Onboard Carbon Capture and Storage (OCCS) technology can eliminate emissions by over 100%, achieving reductions of up to 121% when paired with biofuels.
The challenge arises from the fact that ships already achieve a 100% reduction in emissions. These vessels utilize biofuels derived from plant or animal sources, rather than oil or natural gas.
As plants grow, they absorb carbon dioxide (CO2) from the atmosphere, but burning biofuels in ship engines releases CO2 back into the air. However, with the innovative OCCS technology, ships can capture and store this CO2 before it escapes, resulting in a net removal of carbon dioxide and contributing to pollution reduction and climate protection.
The OCCS system deployed on ships captures CO2 generated by engine combustion, temporarily storing it for secure transport and future storage or use. This technology primarily utilizes monoethanolamine (MEA), which effectively “traps” CO2 from exhaust emissions before they are released into the environment.
A recent study by the Global Centre for Maritime Decarbonisation (GCMD) indicates that onboard carbon capture can cut greenhouse gas emissions by as much as 29%, and when used with biofuels, reductions can reach the remarkable level of 121%.
The COLOSSUS project, focusing on OCCS implementation in medium-sized tankers, highlights the potential of this technology, particularly with MEA, to significantly aid in compliance with the International Maritime Organization’s (IMO) GHG Fuel Intensity (GFI) targets set for 2040. The analysis encompasses the entire carbon value chain, from fuel production and transport to ship operations and the ultimate storage or utilization of captured CO2, noting that CO2 transport and storage contributes less than 1% to overall emissions.
Combination Strategies
Ships operating on Heavy Fuel Oil (HFO) combined with the OCCS system can stay within GFI intensity limits until 2032 without needing a fuel switch. Vessels using LNG can maintain compliance until 2035.
When OCCS is paired with bio-LNG or biodiesel from used cooking oils (UCO), it can meet 2040 targets while achieving substantial emissions reductions. Utilizing captured CO2 to produce renewable methanol allows these vessels to claim an additional 17% reduction in greenhouse gas emissions.
Despite these significant environmental advantages, OCCS faces challenges. The cost for capturing a tonne of CO2 ranges from $269 to $405, based on a 40% capture rate and complete waste heat recovery. Lynn Loo, CEO of GCMD, stated, “We hope this study will establish a realistic regulatory framework for OCCS, enabling policymakers to make informed choices about the shipping industry’s future.” The IMO is already working on a regulatory framework for OCCS, targeting completion by 2028. This framework will include specifications for safely capturing, transporting, and storing CO2 from ships in dedicated onshore facilities.

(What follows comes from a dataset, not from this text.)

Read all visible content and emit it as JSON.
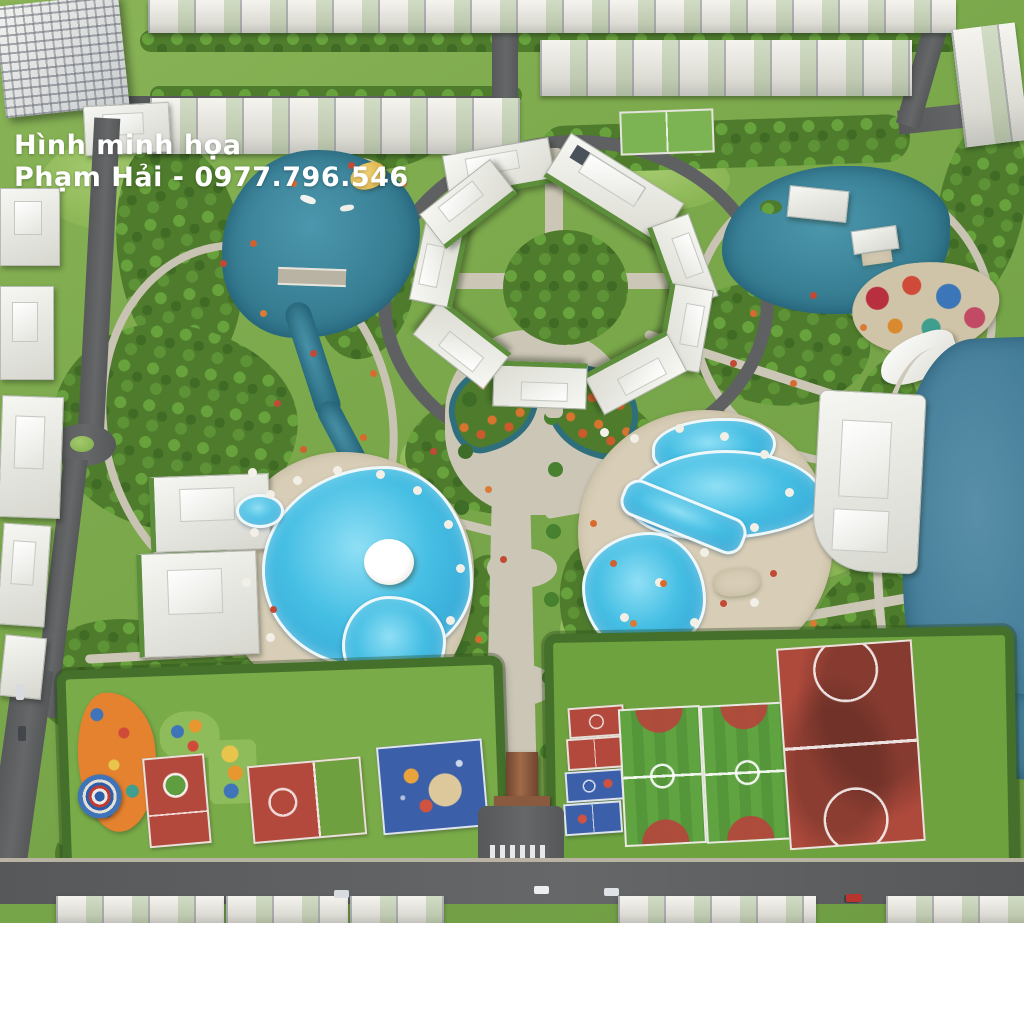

The study illustrates that OCCS technology can aid vessels in meeting 2032, 2035, and 2040 targets, contingent on fuel type and CO2 capture efficiency. It details the process of capturing CO2 from ship exhaust, safely storing it onboard, and transporting it to certified reception or storage sites. COLOSSUS (Carbon capture, offloading, onshore storage, utilization, and permanent storage) provides a comprehensive life cycle assessment, offering the maritime industry a thorough evaluation of OCCS’s emission reduction potential across the carbon value chain.
Yet, despite the shipping industry’s capacity to aid in the decarbonization effort, several challenges persist within the OCCS sector. An October analysis by GCMD and partners highlighted barriers such as recurring costs linked to fuel penalties, solvent replenishment, labor, maintenance, and offloading services. Additionally, the emerging field of captured CO2 offloading faces hurdles due to the absence of clear national and port regulations for monitoring and managing its final disposal. The global shipping industry aims to achieve zero carbon emissions by 2050, and OCCS technology is positioning itself as a crucial partner in this transition, providing a realistic, technologically sound, and environmentally beneficial solution.